Open mlissner opened 11 months ago
Another option that Harvard folks are playing with: https://www.trychroma.com/
I sent a mass email to a lot of our customers to see if people want to contribute money to building this. We'll see what kind of a response I get.
One of our clients has done this with our data and he reports the following:
Llama Index makes things a lot easier...
Beyond just getting the data into the vector db, the following optimization activities may need to be conducted:
- Building and evaluation dataset to measure retrieval performance
- Tune hyperparameters like chunk size and included metadata
- Evaluate more advanced chunking strategies (e.g. SentenceWindow chunking)
- Fine tune an open source embedding model to squeeze out additional performance
I talked to a couple of contacts today about this. A couple notes:
These analyses are great, thanks @n-shamsi. What would you suggest as the next step?
These analyses are great, thanks @n-shamsi. What would you suggest as the next step?
Thank you! I made some tasks on the issues, I think they're good for follow-ups but I am open to suggestions! Here's a summary:
https://github.com/freelawproject/courtlistener/issues/3489
https://github.com/freelawproject/courtlistener/issues/3490
I think I'll start with the one on https://github.com/freelawproject/courtlistener/issues/3490 because it will help answer the three on https://github.com/freelawproject/courtlistener/issues/3489 more effectively.
Re: Technical Implementations to Optimize Query Performance
Thank you, @n-shamsi, for your research and insights.
Exploring Hypothetical Document Embeddings (HyDE) might benefit the project. HyDE transforms a user's query into a hypothetical document, which is then compared for similarity with the existing document set, rather than directly comparing the query itself.
This approach could be particularly useful for Free Law Project users who may not always have the legal expertise to frame precise queries.

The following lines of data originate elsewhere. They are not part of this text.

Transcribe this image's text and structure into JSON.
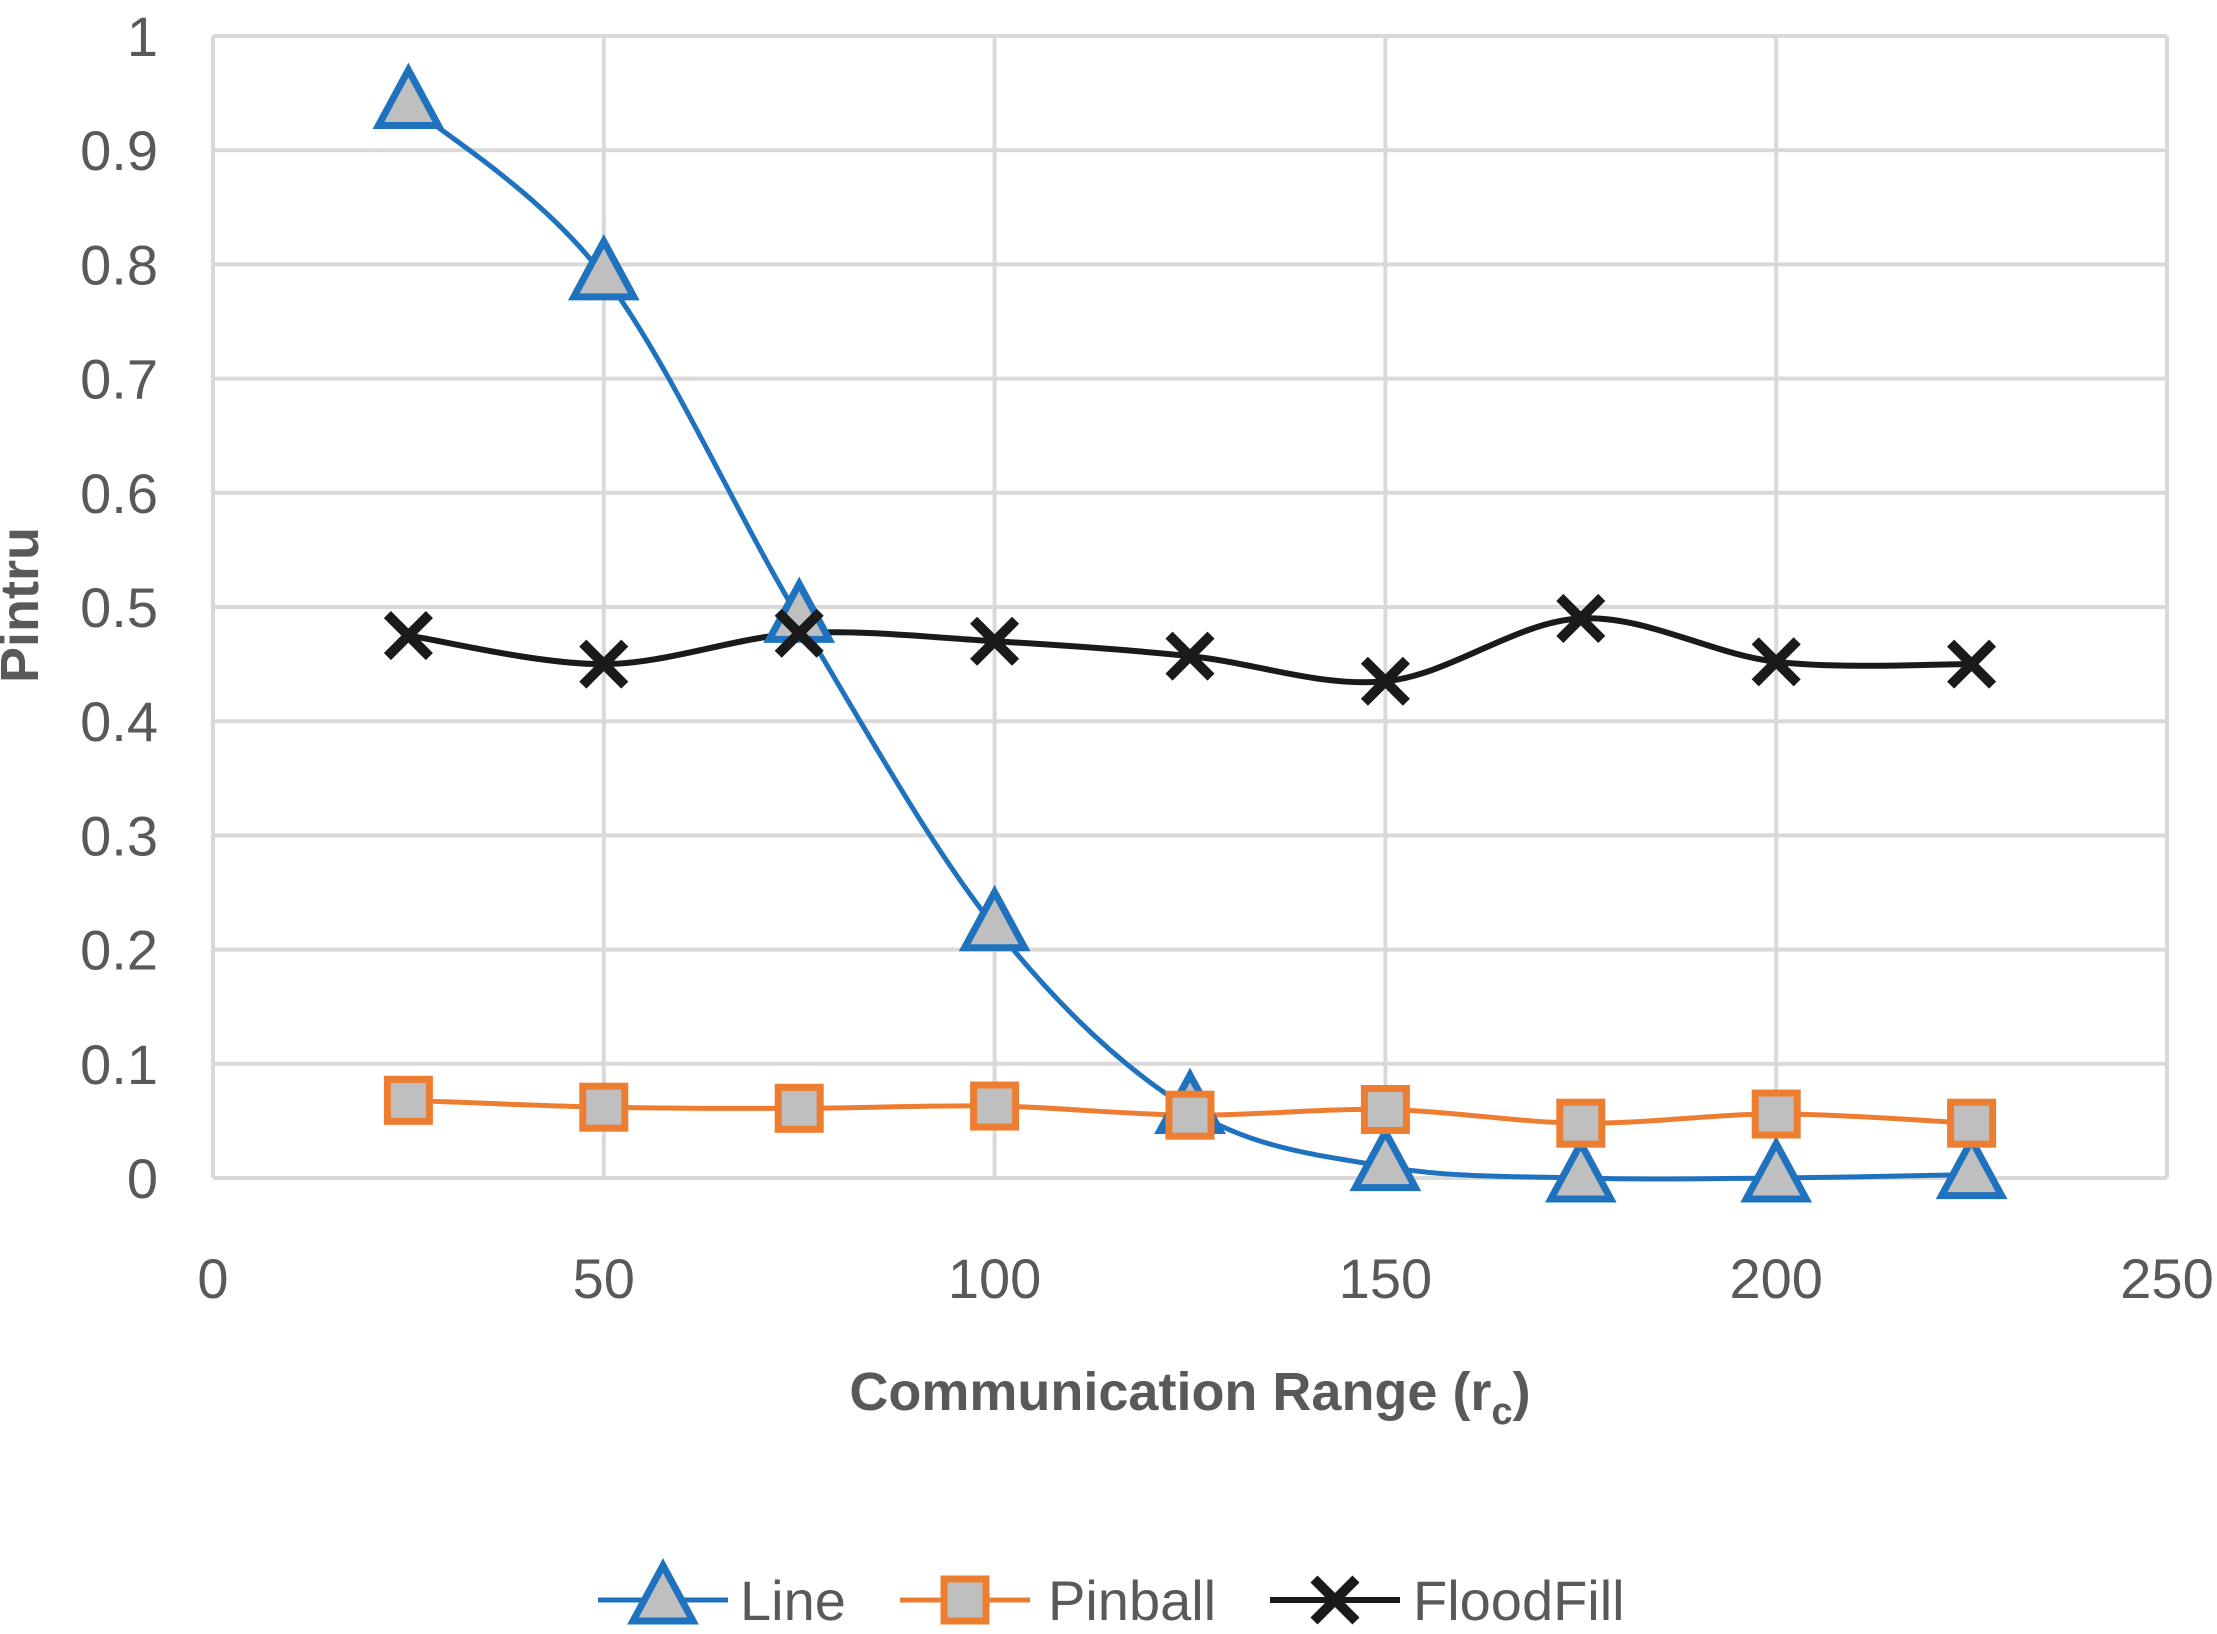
{
  "chart_data": {
    "type": "line",
    "title": "",
    "xlabel": "Communication Range (r",
    "xlabel_subscript": "c",
    "xlabel_close": ")",
    "ylabel": "Pintru",
    "xlim": [
      0,
      250
    ],
    "ylim": [
      0,
      1
    ],
    "x_ticks": [
      "0",
      "50",
      "100",
      "150",
      "200",
      "250"
    ],
    "y_ticks": [
      "0",
      "0.1",
      "0.2",
      "0.3",
      "0.4",
      "0.5",
      "0.6",
      "0.7",
      "0.8",
      "0.9",
      "1"
    ],
    "grid": true,
    "legend_position": "bottom",
    "x": [
      25,
      50,
      75,
      100,
      125,
      150,
      175,
      200,
      225
    ],
    "series": [
      {
        "name": "Line",
        "color": "#1f73be",
        "marker": "triangle",
        "values": [
          0.94,
          0.79,
          0.49,
          0.22,
          0.06,
          0.01,
          0.0,
          0.0,
          0.003
        ]
      },
      {
        "name": "Pinball",
        "color": "#ed7d31",
        "marker": "square",
        "values": [
          0.068,
          0.062,
          0.061,
          0.063,
          0.055,
          0.06,
          0.048,
          0.056,
          0.048
        ]
      },
      {
        "name": "FloodFill",
        "color": "#1a1a1a",
        "marker": "x",
        "values": [
          0.475,
          0.45,
          0.477,
          0.47,
          0.457,
          0.435,
          0.49,
          0.452,
          0.45
        ]
      }
    ]
  }
}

While the full applicability and scalability of HyDE in our context remain to be assessed, it could provide a promising direction for our query optimization efforts.
For more information:
Repo: https://github.com/texttron/hyde Paper: https://arxiv.org/abs/2212.10496
Exploring Hypothetical Document Embeddings (HyDE) might benefit the project.

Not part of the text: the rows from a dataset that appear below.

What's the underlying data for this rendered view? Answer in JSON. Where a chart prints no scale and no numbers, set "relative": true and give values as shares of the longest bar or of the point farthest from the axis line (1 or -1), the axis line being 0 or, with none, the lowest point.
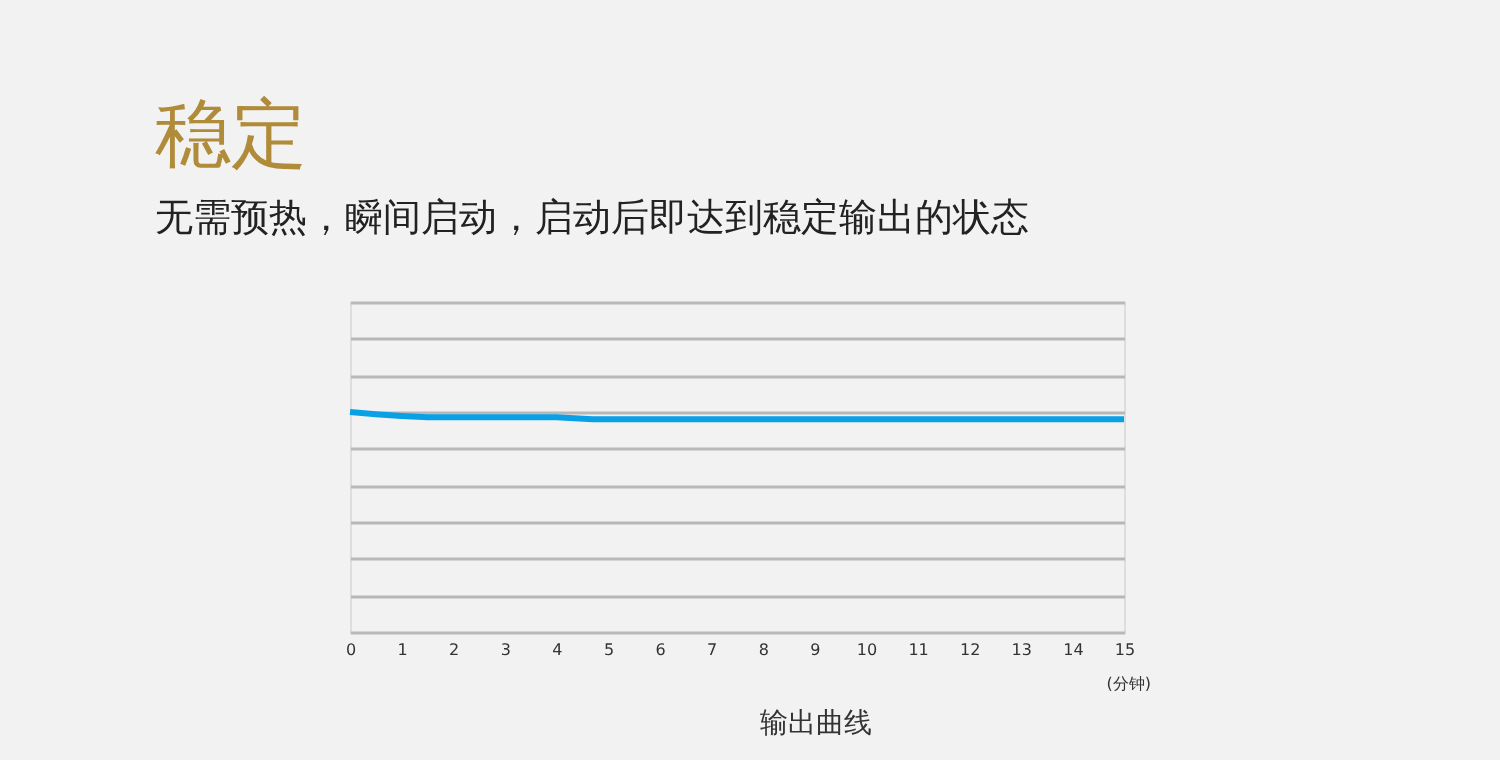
{
  "chart_data": {
    "type": "line",
    "title": "稳定",
    "subtitle": "无需预热，瞬间启动，启动后即达到稳定输出的状态",
    "xlabel": "(分钟)",
    "annotations": [
      "输出曲线"
    ],
    "x": [
      0,
      0.5,
      1,
      1.5,
      2,
      3,
      4,
      4.7,
      6,
      8,
      10,
      12,
      14,
      15
    ],
    "series": [
      {
        "color": "#0aa0e6",
        "values": [
          1,
          0.99,
          0.982,
          0.976,
          0.976,
          0.976,
          0.976,
          0.967,
          0.967,
          0.967,
          0.967,
          0.967,
          0.967,
          0.967
        ]
      }
    ],
    "relative": true,
    "xlim": [
      0,
      15
    ],
    "xticks": [
      0,
      1,
      2,
      3,
      4,
      5,
      6,
      7,
      8,
      9,
      10,
      11,
      12,
      13,
      14,
      15
    ],
    "grid": "y",
    "marker": "none",
    "line_style": "solid"
  }
}
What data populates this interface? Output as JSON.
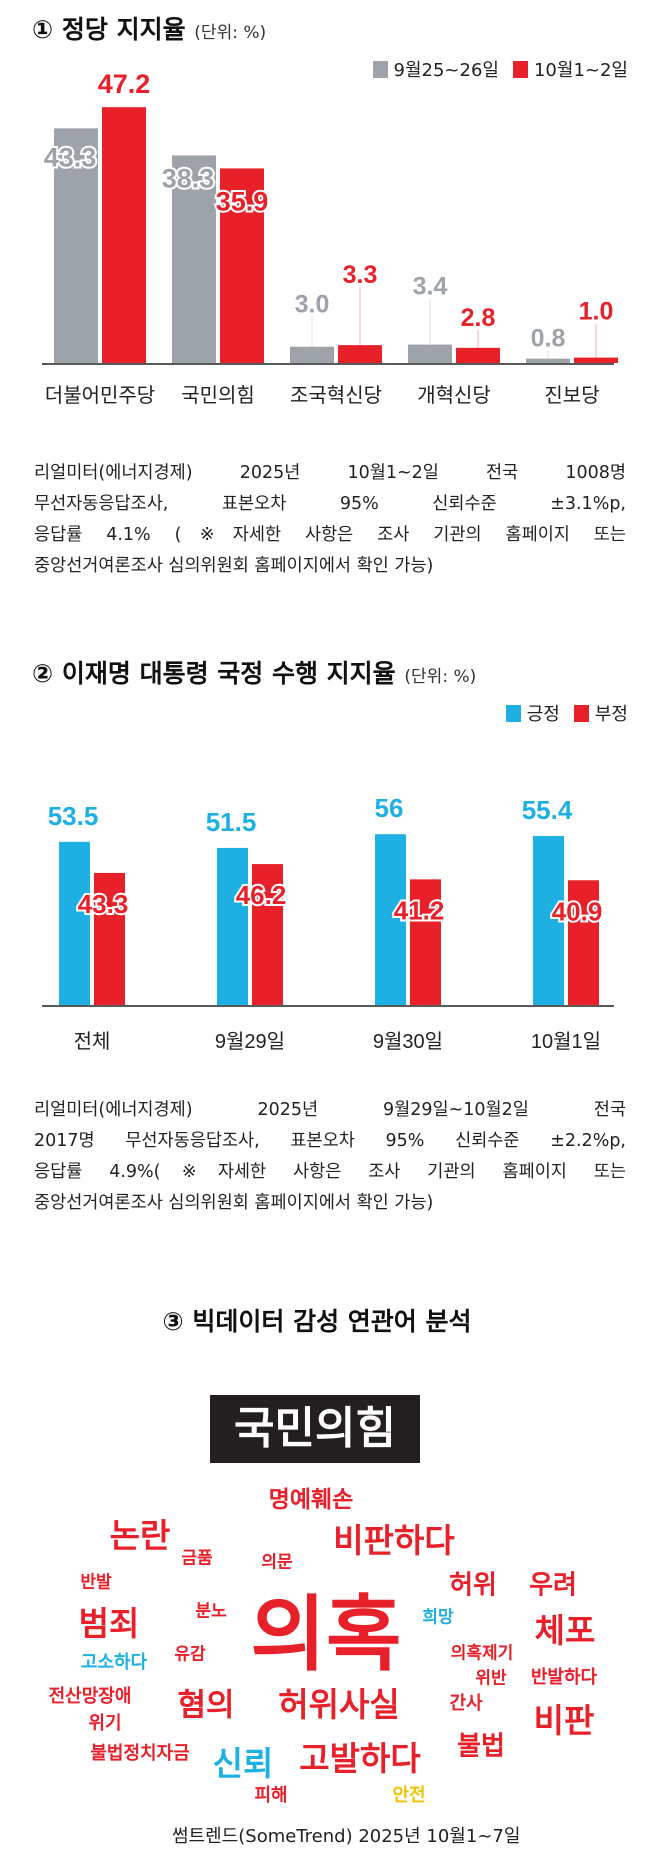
{
  "colors": {
    "gray": "#9ea3aa",
    "red": "#e8202a",
    "blue": "#1fb0e3",
    "yellow": "#f2c200"
  },
  "chart_data": [
    {
      "type": "bar",
      "title": "① 정당 지지율",
      "unit": "(단위: %)",
      "categories": [
        "더불어민주당",
        "국민의힘",
        "조국혁신당",
        "개혁신당",
        "진보당"
      ],
      "series": [
        {
          "name": "9월25~26일",
          "values": [
            43.3,
            38.3,
            3.0,
            3.4,
            0.8
          ],
          "labels": [
            "43.3",
            "38.3",
            "3.0",
            "3.4",
            "0.8"
          ]
        },
        {
          "name": "10월1~2일",
          "values": [
            47.2,
            35.9,
            3.3,
            2.8,
            1.0
          ],
          "labels": [
            "47.2",
            "35.9",
            "3.3",
            "2.8",
            "1.0"
          ]
        }
      ],
      "ylim": [
        0,
        50
      ],
      "legend": "top-right",
      "grid": false
    },
    {
      "type": "bar",
      "title": "② 이재명 대통령 국정 수행 지지율",
      "unit": "(단위: %)",
      "categories": [
        "전체",
        "9월29일",
        "9월30일",
        "10월1일"
      ],
      "series": [
        {
          "name": "긍정",
          "values": [
            53.5,
            51.5,
            56,
            55.4
          ],
          "labels": [
            "53.5",
            "51.5",
            "56",
            "55.4"
          ]
        },
        {
          "name": "부정",
          "values": [
            43.3,
            46.2,
            41.2,
            40.9
          ],
          "labels": [
            "43.3",
            "46.2",
            "41.2",
            "40.9"
          ]
        }
      ],
      "ylim": [
        0,
        60
      ],
      "legend": "top-right",
      "grid": false
    }
  ],
  "note1": [
    "리얼미터(에너지경제) 2025년 10월1~2일 전국 1008명",
    "무선자동응답조사, 표본오차 95% 신뢰수준 ±3.1%p,",
    "응답률 4.1% (※자세한 사항은 조사 기관의 홈페이지 또는",
    "중앙선거여론조사 심의위원회 홈페이지에서 확인 가능)"
  ],
  "note2": [
    "리얼미터(에너지경제) 2025년 9월29일~10월2일 전국",
    "2017명 무선자동응답조사, 표본오차 95% 신뢰수준 ±2.2%p,",
    "응답률 4.9%(※자세한 사항은 조사 기관의 홈페이지 또는",
    "중앙선거여론조사 심의위원회 홈페이지에서 확인 가능)"
  ],
  "cloud": {
    "title": "③ 빅데이터 감성 연관어 분석",
    "subject": "국민의힘",
    "words": [
      "명예훼손",
      "논란",
      "금품",
      "의문",
      "비판하다",
      "반발",
      "허위",
      "우려",
      "분노",
      "의혹",
      "희망",
      "범죄",
      "체포",
      "유감",
      "의혹제기",
      "고소하다",
      "위반",
      "반발하다",
      "전산망장애",
      "위기",
      "혐의",
      "허위사실",
      "간사",
      "비판",
      "불법",
      "불법정치자금",
      "신뢰",
      "고발하다",
      "피해",
      "안전"
    ],
    "source": "썸트렌드(SomeTrend) 2025년 10월1~7일"
  }
}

HyDE sounds awesome. I think we just need a sample dataset to get started. I am also interested in any suggestions from other followers on the issue, I am wondering if there's a particular solution that clients might be interested in having tested? I think Llama is on the shortlist because of that.
@mlissner is there a sample dataset we can use currently, or should @vonwooding and myself create one?
fwiw I might suggest SCOTUS Fourth Amendment search/seizure cases. There are probably 600-700 total opinions. Plus, it's a familiar and important issue for practitioners and the public alike.
No, there's no evaluation data set, but this came up yesterday when I talked to somebody else. I think there's an opportunity to create a really nice evaluation data set. Seems like we should spin that off into its own issue and discuss it there? I'll invite the person I talked to yesterday to chime in?
I'm reliably (?) informed this leaderboard shows the best models to use for vectorizing:
https://huggingface.co/spaces/mteb/leaderboard
I don't know how true that is, but it's what I hear on the street!
Picking up this issue again, we could start with a sample from here: https://github.com/freelawproject/reporters-db/blob/main/reporters_db/data/laws.json
Are there any particular data features that should be included for evaluation?
Sorry, I'm not sure what you mean, Nina. Are you suggesting we use the many laws there as the evaluation data set? Should we create a fresh issue for discussing that?
People just keep asking for this, and it seems like something our customers would use if we had it.
One customer I just talked to wants to do it using Pinecone. Maybe that's an idea. Elastic also seems to make this possible and even has a product page for it: https://www.elastic.co/enterprise-search/vector-search
Maybe it's something we should do, but I do worry about how much memory it would use.